1722 EDMUND MASSEY. Sermon against the Dangerous and Sinful Practice of Inoculation. Scarce on Vaccinations!
1722 EDMUND MASSEY. Sermon against the Dangerous and Sinful Practice of Inoculation. Scarce on Vaccinations!
Exceptionally scarce with no recent examples at auction or offered on the private market. This is the earliest work for sale on inoculation on the market. The irony is, and this of course will be interpreted differently depending on the perspective, that the arguments, here couched as "danger" and "sin," or it doesn't work and it's evil, sound more than reminiscent. Update the language, change a few terms and names, and it could be published today with no one the wiser of its origin.

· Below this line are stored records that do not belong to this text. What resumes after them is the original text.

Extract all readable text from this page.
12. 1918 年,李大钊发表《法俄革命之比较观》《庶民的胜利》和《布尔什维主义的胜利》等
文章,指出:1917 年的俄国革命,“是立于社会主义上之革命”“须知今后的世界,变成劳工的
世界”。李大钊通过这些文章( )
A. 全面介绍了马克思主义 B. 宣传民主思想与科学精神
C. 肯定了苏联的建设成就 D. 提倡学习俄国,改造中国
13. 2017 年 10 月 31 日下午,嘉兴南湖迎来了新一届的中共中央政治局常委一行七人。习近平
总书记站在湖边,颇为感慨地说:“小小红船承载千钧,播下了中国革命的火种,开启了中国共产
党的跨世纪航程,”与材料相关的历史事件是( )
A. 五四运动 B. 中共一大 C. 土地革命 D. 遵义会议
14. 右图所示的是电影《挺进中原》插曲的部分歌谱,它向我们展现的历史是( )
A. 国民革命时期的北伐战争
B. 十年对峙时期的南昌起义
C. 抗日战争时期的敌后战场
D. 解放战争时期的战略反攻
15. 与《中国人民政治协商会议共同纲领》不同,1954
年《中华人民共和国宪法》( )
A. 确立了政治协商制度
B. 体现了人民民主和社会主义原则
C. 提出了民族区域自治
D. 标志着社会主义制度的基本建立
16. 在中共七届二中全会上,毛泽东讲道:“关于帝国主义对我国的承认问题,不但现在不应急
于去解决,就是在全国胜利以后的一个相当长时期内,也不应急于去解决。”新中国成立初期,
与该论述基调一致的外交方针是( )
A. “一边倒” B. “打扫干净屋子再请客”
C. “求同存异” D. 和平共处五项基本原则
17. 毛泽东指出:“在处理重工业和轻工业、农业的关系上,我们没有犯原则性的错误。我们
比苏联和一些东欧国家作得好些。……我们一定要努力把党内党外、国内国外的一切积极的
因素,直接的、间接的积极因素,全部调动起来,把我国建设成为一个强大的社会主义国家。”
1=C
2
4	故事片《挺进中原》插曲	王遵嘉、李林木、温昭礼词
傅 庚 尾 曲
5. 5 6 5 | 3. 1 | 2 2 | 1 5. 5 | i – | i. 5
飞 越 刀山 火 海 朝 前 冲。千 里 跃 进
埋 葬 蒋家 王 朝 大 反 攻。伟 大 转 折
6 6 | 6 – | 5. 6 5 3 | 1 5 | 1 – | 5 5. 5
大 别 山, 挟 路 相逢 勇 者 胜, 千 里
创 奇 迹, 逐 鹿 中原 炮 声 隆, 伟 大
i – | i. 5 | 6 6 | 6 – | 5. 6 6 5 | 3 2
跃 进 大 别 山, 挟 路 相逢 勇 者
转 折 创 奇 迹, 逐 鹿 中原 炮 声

We do not change, I'm afraid.
He argues, "The confessed miscarriages [inefficacy leading to sickness or death] in this new Method [inoculation] are more than have happened in the ordinary way; and if this be our case now, how much worse if it needs prove, if God for our Presumption and contemptuous Distrust of his good Providence, should suffer this Delusion to gain ground, and these Physicians of no Value, these Forgers of Lies, to obtain and grow into Credit among us: Such I fear they [the pro-inoculators] may be accounted, who so confidently tell us what is impossible for them to know; namely, that they who undergo their experiment are for ever thereby secured from any future Danger and Infection. This is a bold assertion indeed, and if such experiment were lawful and consistent with the rules of Christian Practice, I could wish to God it were true also: But if neither of these be the case, if the two Requisites, Prevention and Lawfulness, be wanting, I believe I may venture to affirm, that the most learned and judicious among the Professors of Physick will never give into so destructive a Scheme.
And I hope that time is coming, that these Venfeci, these spreaders of infection, will be distinguished from those of the faculty, who deserve honour, and not permitted to mingle with them, as the Devil among the Sons of God, lest like the Disease-giving Practitioner, the Harlot whom Solomon describes, they entice us, till a dart strike through our liver, and we haste to their snare, not knowing that it is for our life.
Besides, I cannot apprehend how it conduces to the Preservation of Mankind to force a dangerous Distemper upon them [the people], which possibly may never happen unto them, and if it should, may probably be attended with very little, if any inconvenience; and as before has been hinted, is no security against future contagion. This is unequally to stake a Substance against a Shadow, to make Men run into a real Danger, lest they shou'd happen to fall into an accidental One . . . "
No other examples on the market.
Massey, Edmund. A Sermon Against the Dangerous and Sinful Practice of Inoculation. Preach'd at St. Andrew's Holborn, On Sunday, July the 8th, 1722. Second Edition. London. William Meadows, at the Angel in Cornhill. 1722. 30pp + publishers single sheet catalogue.
Removed from a sammelband with remains on spine, crisp and clean generally. Tender.